Details of the rules on the responsibilities of principals and the FCA’s expectations can be found in section 3.83 (pages 61-62) of Policy Statement PS22/11.
Further changes ahead?
The changes imposed by the new rules discussed above are significant – largely due to the high level of concern that the FCA felt about the way in which the regime has been operating and the potential for a negative impact on customers.
In addition, high-profile initiatives from the regulator have stressed the importance of treating customers fairly and with due care – as evidenced most recently in the new Consumer Duty (more detail in this recent article from Voyc).
What’s more, the FCA is actively working with the Treasury to consider areas of potential legislative change. This includes ideas discussed in the Treasury’s “Call for Evidence” on the AR regime, covering, for example, the scope of activities ARs are permitted to conduct and coverage of ARs by the Financial Ombudsman Service.
Against this background, it’s likely, in our view, that there will be further regulatory or even legislative changes in the changes to the Appointed Representatives regime in the future. You can rely on the Voyc blog to keep you updated as appropriate.
How Voyc can help
At Voyc, we enable firms to monitor and control the interactions their staff and representatives have with customers on the telephone – to maximise quality and minimise complaints and compliance errors.
Our software actively “listens” to and monitors 100% of customer calls made and received. Voyc is programmed and trained to spot words, phrases and issues in calls that represent a quality concern to the user.

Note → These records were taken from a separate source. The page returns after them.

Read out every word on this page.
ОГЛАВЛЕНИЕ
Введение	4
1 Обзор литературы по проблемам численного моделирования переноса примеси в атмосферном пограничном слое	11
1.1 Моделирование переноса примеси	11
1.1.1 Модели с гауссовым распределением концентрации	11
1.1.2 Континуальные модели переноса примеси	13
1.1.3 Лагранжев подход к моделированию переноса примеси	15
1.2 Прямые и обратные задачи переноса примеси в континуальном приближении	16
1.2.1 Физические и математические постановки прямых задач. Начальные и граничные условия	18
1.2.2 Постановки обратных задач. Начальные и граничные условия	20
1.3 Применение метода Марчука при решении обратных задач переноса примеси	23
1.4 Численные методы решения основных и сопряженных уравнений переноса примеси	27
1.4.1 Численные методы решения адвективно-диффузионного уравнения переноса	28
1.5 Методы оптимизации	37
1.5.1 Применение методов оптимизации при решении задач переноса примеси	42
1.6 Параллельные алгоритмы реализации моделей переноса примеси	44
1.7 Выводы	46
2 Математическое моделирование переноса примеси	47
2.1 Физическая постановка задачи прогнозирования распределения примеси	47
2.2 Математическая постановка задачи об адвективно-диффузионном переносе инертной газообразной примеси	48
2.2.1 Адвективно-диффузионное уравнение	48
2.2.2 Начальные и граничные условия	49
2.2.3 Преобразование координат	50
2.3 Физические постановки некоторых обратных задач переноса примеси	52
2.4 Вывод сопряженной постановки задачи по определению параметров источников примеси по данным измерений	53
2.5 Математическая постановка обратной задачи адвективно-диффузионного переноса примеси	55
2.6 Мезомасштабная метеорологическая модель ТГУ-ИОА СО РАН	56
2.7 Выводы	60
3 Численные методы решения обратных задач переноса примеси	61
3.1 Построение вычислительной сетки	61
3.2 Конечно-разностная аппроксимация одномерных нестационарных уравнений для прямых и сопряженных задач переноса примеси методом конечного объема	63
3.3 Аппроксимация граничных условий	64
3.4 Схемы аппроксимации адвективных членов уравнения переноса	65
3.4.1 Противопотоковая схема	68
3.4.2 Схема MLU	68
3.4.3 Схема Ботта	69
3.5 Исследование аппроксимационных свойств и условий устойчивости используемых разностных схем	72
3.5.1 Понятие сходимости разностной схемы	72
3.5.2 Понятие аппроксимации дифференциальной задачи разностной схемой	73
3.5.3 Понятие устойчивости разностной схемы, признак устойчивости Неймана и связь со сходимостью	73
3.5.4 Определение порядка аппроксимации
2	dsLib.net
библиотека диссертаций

And when that happens, the software instantly sends an alert to team members designated to handle that particular matter.
Voyc is highly suited to supporting call centre operations, where numerous agents and representatives are engaged to handle customer calls across single or multiple sites. In fact, we’ve seen rapid growth in the number of users of this kind – including principals operating through extensive networks of ARs.
PPL is a principal, working with Voyc to support regulatory compliance across its network of ARs: mainly retailers using consumer credit products to support sales of their goods and services.
“Voyc helps us monitor more of our AR’s calls”, says Wendy Clegg, PPL’s Head of Governance & Risk. “That provides great reassurance for us as we approach the implementation date of the new rules for the AR regime. It’s really like having an additional member of our senior team looking after a critical area of compliance”.
Jon Rix, Director at The Compliance Guys, agrees.” We offer AR status to SMEs and independents in a range of sectors and it’s clear that the new FCA changes will add much sharper focus to the responsibilities of principals of all kinds – which is good news. Voyc certainly has the capability and track record to play a vital role in supporting great customer outcomes under the new roles, through ensuring a level of compliance monitoring that traditional methods just can’t deliver”.